Publié le 7 juillet 2025
Rédigé par CRef / VLIR
Dans un monde marqué par l’instabilité politique et la remise en question des institutions, la liberté académique devient un enjeu crucial. Les rectrices et recteurs des dix universités belges lancent un appel solennel pour la défendre, soulignant son rôle fondamental dans la préservation de la démocratie, la qualité de l’enseignement, et le progrès scientifique. Ce texte signé conjointement par le Conseil des rectrices et recteurs (CRef) et le Conseil interuniversitaire flamand(VLIR), publié le 7 juillet 2025, invite à une prise de conscience collective et à une mobilisation pour garantir aux universités leur mission essentielle : penser librement, débattre ouvertement, et innover sans entraves.

Déclaration conjointe des recteurs des 10 universités belges – 7 juillet 2025

La liberté académique n’est ni un luxe réservé à quelques privilégiés, ni une fin en soi. Elle constitue l’un des fondements des sociétés démocratiques et du progrès scientifique. La défendre ne revient pas à protéger le confort des chercheurs ou à perpétuer des traditions, mais à préserver les mécanismes mêmes par lesquels le savoir est produit, remis en question et affiné. Elle est un levier de progrès, une condition préalable à l’innovation, et la garante de la rigueur intellectuelle qui fonde une science crédible. Sans la liberté de poser des questions audacieuses, d’explorer des idées controversées ou de remettre en cause les certitudes établies, les découvertes ralentissent, l’innovation s’essouffle, et le débat public s’appauvrit. Or, cette liberté s’effrite sous nos yeux — non par un effondrement brutal, mais par une érosion lente et délibérée qui menace la vitalité de la recherche, la qualité de l’enseignement et la santé même de la vie démocratique.

À une époque marquée par une polarisation politique croissante, une instabilité mondiale persistante et une perte de confiance dans les institutions publiques, il est plus que jamais nécessaire de veiller à la liberté académique. Les universités ne sont pas de simples lieux de production et de transmission du savoir ; elles sont des sanctuaires de la pensée critique, de prise de risque intellectuelle et de dialogue ouvert. Leur capacité à accueillir le doute et la complexité est au cœur de toute démocratie en bonne santé. Or, ce rôle est aujourd’hui de plus en plus menacé partout dans le monde, et par des forces aussi bien externes qu’internes.

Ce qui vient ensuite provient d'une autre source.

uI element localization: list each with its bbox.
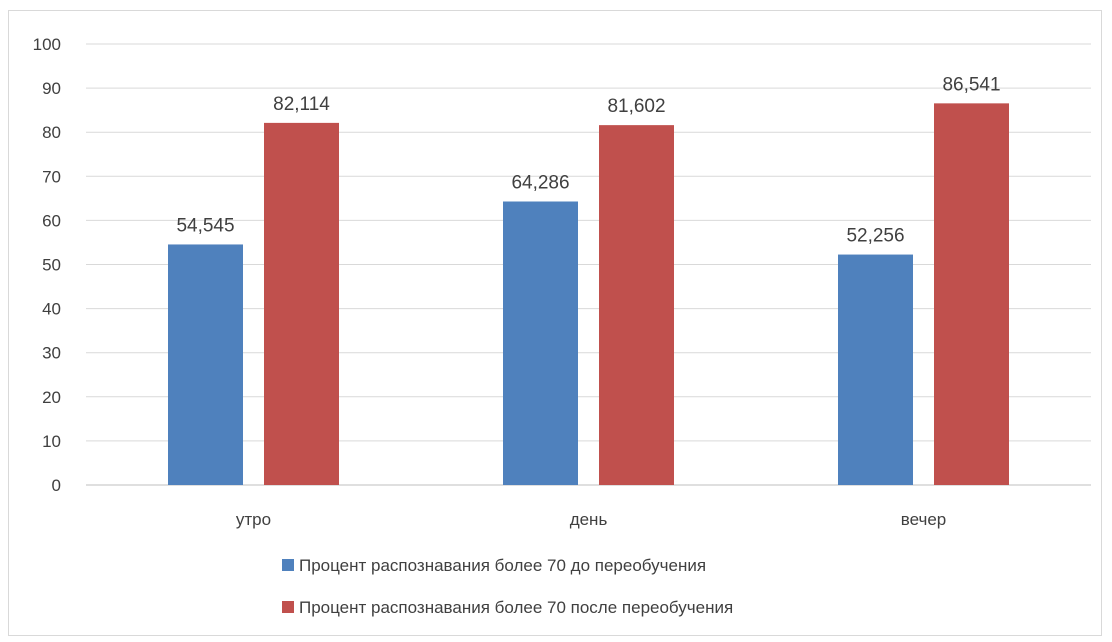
y-tick-label: 90 xyxy=(42,79,61,98)
bar-chart: 0 10 20 30 40 50 60 70 80 90 100 54,545 82,114 64,28… xyxy=(33,35,1091,617)
data-label: 54,545 xyxy=(176,215,234,236)
legend-label: Процент распознавания более 70 до переоб… xyxy=(299,556,706,575)
y-tick-label: 100 xyxy=(33,35,61,54)
data-label: 64,286 xyxy=(511,172,569,193)
y-tick-label: 80 xyxy=(42,123,61,142)
category-label: вечер xyxy=(901,510,947,529)
data-label: 82,114 xyxy=(273,94,330,115)
bar-before-3 xyxy=(838,254,913,485)
data-label: 86,541 xyxy=(942,74,1000,95)
bar-after-2 xyxy=(599,125,674,485)
category-label: день xyxy=(570,510,608,529)
y-tick-label: 0 xyxy=(52,476,61,495)
category-label: утро xyxy=(236,510,271,529)
y-tick-label: 30 xyxy=(42,344,61,363)
legend-swatch xyxy=(282,601,294,613)
legend-swatch xyxy=(282,559,294,571)
chart-area: 0 10 20 30 40 50 60 70 80 90 100 54,545 82,114 64,28… xyxy=(8,10,1102,636)
bar-before-1 xyxy=(168,244,243,485)
data-label: 81,602 xyxy=(607,96,665,117)
bar-after-3 xyxy=(934,103,1009,485)
y-tick-label: 20 xyxy=(42,388,61,407)
bar-after-1 xyxy=(264,122,339,485)
y-tick-label: 10 xyxy=(42,432,61,451)
y-tick-label: 50 xyxy=(42,256,61,275)
y-tick-label: 60 xyxy=(42,211,61,230)
bar-before-2 xyxy=(503,201,578,486)
legend-label: Процент распознавания более 70 после пер… xyxy=(299,598,733,617)
data-label: 52,256 xyxy=(846,226,904,247)
y-tick-label: 40 xyxy=(42,300,61,319)
y-tick-label: 70 xyxy=(42,167,61,186)
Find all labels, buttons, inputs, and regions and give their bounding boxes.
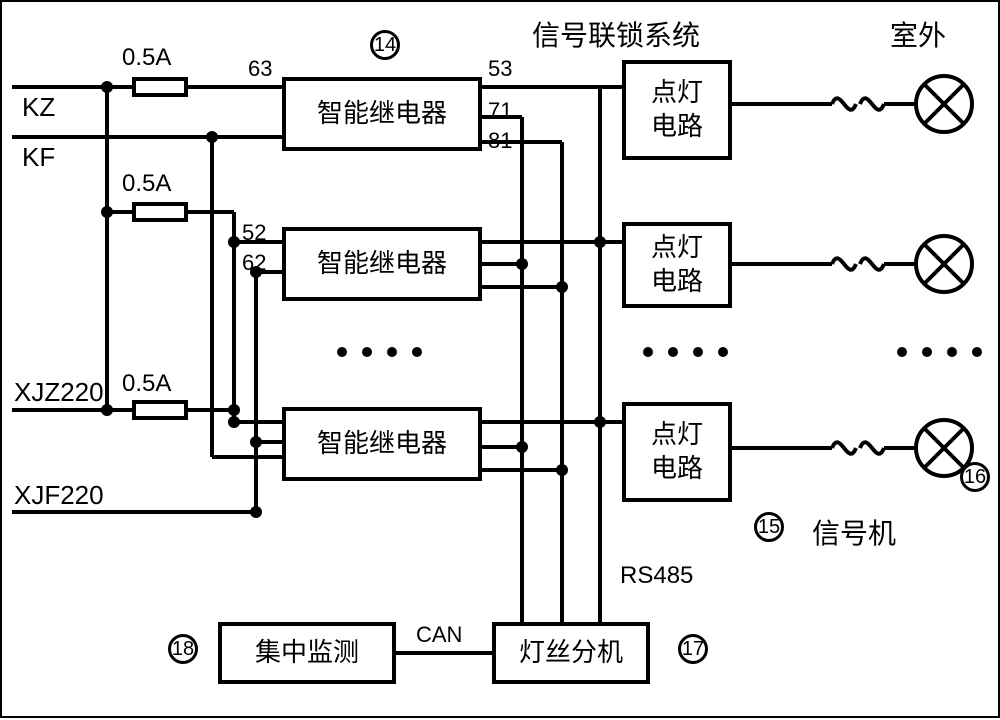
pin-81-label: 81 [488, 128, 512, 154]
can-label: CAN [416, 622, 462, 648]
relay-box-2: 智能继电器 [282, 227, 482, 301]
light-box-2: 点灯 电路 [622, 222, 732, 308]
interlock-header-label: 信号联锁系统 [532, 14, 700, 54]
central-monitor-box: 集中监测 [218, 622, 396, 684]
filament-ext-box: 灯丝分机 [492, 622, 650, 684]
circled-18: 18 [168, 634, 198, 664]
signal-machine-label: 信号机 [812, 512, 896, 552]
fuse-2-label: 0.5A [122, 170, 171, 198]
pin-62-label: 62 [242, 250, 266, 276]
rs485-label: RS485 [620, 562, 693, 590]
relay-box-3: 智能继电器 [282, 407, 482, 481]
kz-label: KZ [22, 92, 55, 123]
pin-52-label: 52 [242, 220, 266, 246]
xjz-label: XJZ220 [14, 377, 104, 408]
xjf-label: XJF220 [14, 480, 104, 511]
circled-15: 15 [754, 512, 784, 542]
relay-box-1: 智能继电器 [282, 77, 482, 151]
circled-14: 14 [370, 30, 400, 60]
pin-53-label: 53 [488, 56, 512, 82]
circled-17: 17 [678, 634, 708, 664]
fuse-1-label: 0.5A [122, 44, 171, 72]
kf-label: KF [22, 142, 55, 173]
fuse-3 [132, 400, 188, 420]
light-box-3: 点灯 电路 [622, 402, 732, 502]
fuse-3-label: 0.5A [122, 370, 171, 398]
pin-63-label: 63 [248, 56, 272, 82]
fuse-1 [132, 77, 188, 97]
diagram-canvas: 信号联锁系统 室外 14 15 16 17 18 KZ KF XJZ220 XJ… [0, 0, 1000, 718]
fuse-2 [132, 202, 188, 222]
circled-16: 16 [960, 462, 990, 492]
pin-71-label: 71 [488, 98, 512, 124]
outdoor-label: 室外 [890, 14, 946, 54]
light-box-1: 点灯 电路 [622, 60, 732, 160]
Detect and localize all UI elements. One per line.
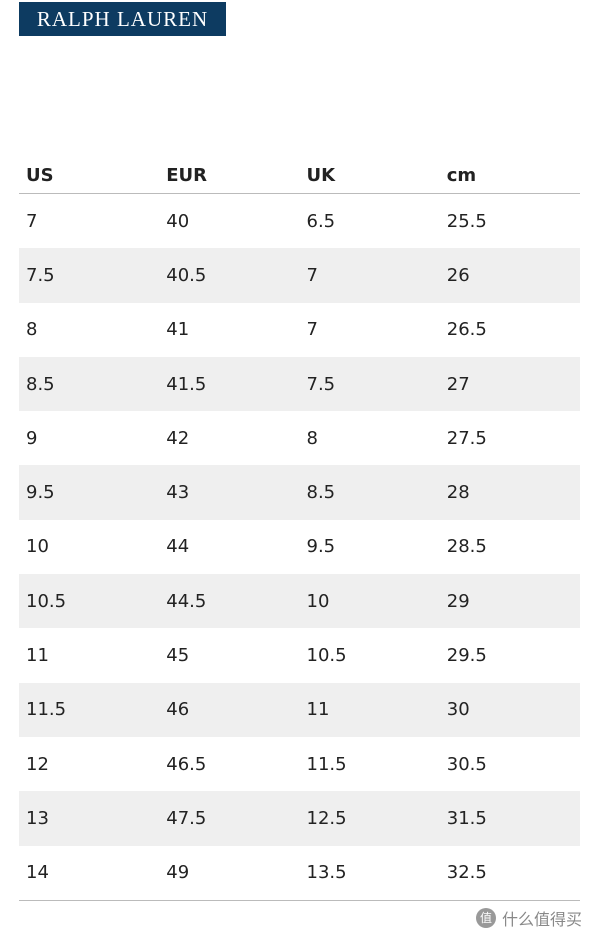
table-cell: 9.5 [306,536,336,558]
logo: RALPH LAUREN [19,2,226,36]
table-cell: 41.5 [159,356,300,412]
table-row: 13 47.5 12.5 31.5 [19,791,580,846]
table-cell: 9 [26,427,38,449]
table-cell: 41 [166,319,190,341]
table-cell: 26 [439,248,580,303]
header-row: US EUR UK cm [19,158,580,194]
table-cell: 45 [166,645,190,667]
table-cell: 40.5 [159,248,300,303]
table-cell: 10 [26,536,49,558]
table-row: 8.5 41.5 7.5 27 [19,356,580,412]
table-cell: 13.5 [299,845,440,901]
table-cell: 14 [19,845,160,901]
table-cell: 29 [439,574,580,629]
table-cell: 31.5 [439,791,580,846]
table-cell: 7 [26,210,38,232]
table-cell: 8.5 [299,465,440,520]
table-row: 11 45 10.5 29.5 [19,628,580,682]
table-cell: 8.5 [19,356,160,412]
table-cell: 7 [299,248,440,303]
table-cell: 49 [159,845,300,901]
table-row: 14 49 13.5 32.5 [19,845,580,901]
table-cell: 46.5 [166,753,207,775]
table-cell: 26.5 [446,319,487,341]
table-cell: 12.5 [299,791,440,846]
table-cell: 11 [26,645,49,667]
table-cell: 7 [306,319,318,341]
table-cell: 9.5 [19,465,160,520]
table-cell: 42 [166,427,190,449]
table-row: 7 40 6.5 25.5 [19,194,580,249]
table-cell: 44.5 [159,574,300,629]
column-header: UK [299,158,440,194]
table-cell: 47.5 [159,791,300,846]
table-cell: 46 [159,682,300,737]
table-cell: 27.5 [446,427,487,449]
table-row: 10 44 9.5 28.5 [19,520,580,574]
table-row: 8 41 7 26.5 [19,303,580,357]
watermark-icon: 值 [475,908,496,928]
table-row: 9 42 8 27.5 [19,411,580,465]
watermark: 值 什么值得买 [475,906,582,930]
column-header: US [19,158,160,194]
table-cell: 32.5 [439,845,580,901]
table-row: 11.5 46 11 30 [19,682,580,737]
table-cell: 6.5 [306,210,336,232]
table-cell: 8 [26,319,38,341]
table-cell: 11 [299,682,440,737]
table-cell: 11.5 [306,753,347,775]
table-cell: 30.5 [446,753,487,775]
table-row: 7.5 40.5 7 26 [19,248,580,303]
table-cell: 28 [439,465,580,520]
table-row: 12 46.5 11.5 30.5 [19,737,580,791]
table-cell: 28.5 [446,536,487,558]
table-cell: 44 [166,536,190,558]
table-cell: 29.5 [446,645,487,667]
table-cell: 30 [439,682,580,737]
table-cell: 10.5 [19,574,160,629]
column-header: cm [439,158,580,194]
table-row: 9.5 43 8.5 28 [19,465,580,520]
table-cell: 10.5 [306,645,347,667]
table-cell: 25.5 [446,210,487,232]
table-cell: 7.5 [19,248,160,303]
size-table: US EUR UK cm 7 40 6.5 25.5 7.5 40.5 7 26 8 41 7 26.5 8.… [19,158,580,901]
table-cell: 13 [19,791,160,846]
column-header: EUR [159,158,300,194]
table-cell: 7.5 [299,356,440,412]
table-cell: 43 [159,465,300,520]
table-row: 10.5 44.5 10 29 [19,574,580,629]
table-cell: 12 [26,753,49,775]
table-cell: 40 [166,210,190,232]
watermark-text: 什么值得买 [501,910,582,929]
table-cell: 8 [306,427,318,449]
table-cell: 10 [299,574,440,629]
table-cell: 11.5 [19,682,160,737]
table-cell: 27 [439,356,580,412]
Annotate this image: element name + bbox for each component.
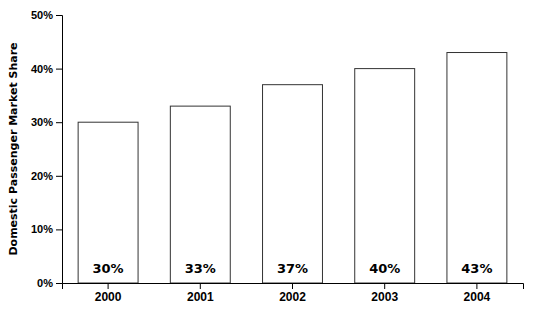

La véritable liberté académique repose sur trois piliers interdépendants : le droit, pour les individus – chercheurs comme étudiants – d’enseigner, de faire de la recherche, d’étudier et d’exprimer librement leurs idées ; l’autonomie institutionnelle des universités, qui doivent pouvoir se gouverner sans ingérence indue ; et la responsabilité des pouvoirs publics de protéger et de promouvoir ces libertés. Il ne s’agit pas d’idéaux abstraits, mais de conditions nécessaires à la quête de vérité et au progrès de la société.

Les signes du déclin sont alarmants. Le rapport « Free to Think 2024 » de l’organisation Scholars at Risk recense, en une seule année, 391 attaques contre des chercheurs, des étudiants et des institutions, dans 51 pays. Ces attaques – censure, intimidations, arrestations ou révocations – sont souvent justifiées au nom d’une sécurité nationale ou d’une neutralité idéologique. Mais qu’il s’agisse de fidélité partisane inscrite dans les statuts universitaires, de conseils d’administration désignés politiquement ou de réformes des programmes dictées par l’État, le résultat est le même : une remise en cause systémique de l’indépendance intellectuelle .

Il ne s’agit pas d’incidents isolés, mais d’une attaque structurelle contre l’autonomie et l’intégrité des universités. Des mesures présentées sous l’étiquette de la « responsabilité » conduisent souvent à l’autocensure, à des priorités de recherche politisées et au musèlement de la dissidence. L’Indice de la liberté académique (Academic Freedom Index) révèle que 45% de la population mondiale vit dans des pays où cette liberté est gravement menacée, tandis que seulement 15% jouissent d’une liberté académique étendue . En tant qu’universités belges, nous avons le privilège de faire partie du top 5.

Il est préoccupant de constater que les menaces pesant sur la liberté académique proviennent aussi de l’intérieur même du monde universitaire. La polarisation interne, le contrôle idéologique et la crainte d’atteintes à la réputation restreignent ce qui peut être discuté, étudié ou remis en question. Les discussions difficiles sont évitées, et les campus risquent de devenir des chambres d’écho plutôt que des lieux de débat constructif. Quand la curiosité cède la place à la conformité, l’université perd sa vocation critique.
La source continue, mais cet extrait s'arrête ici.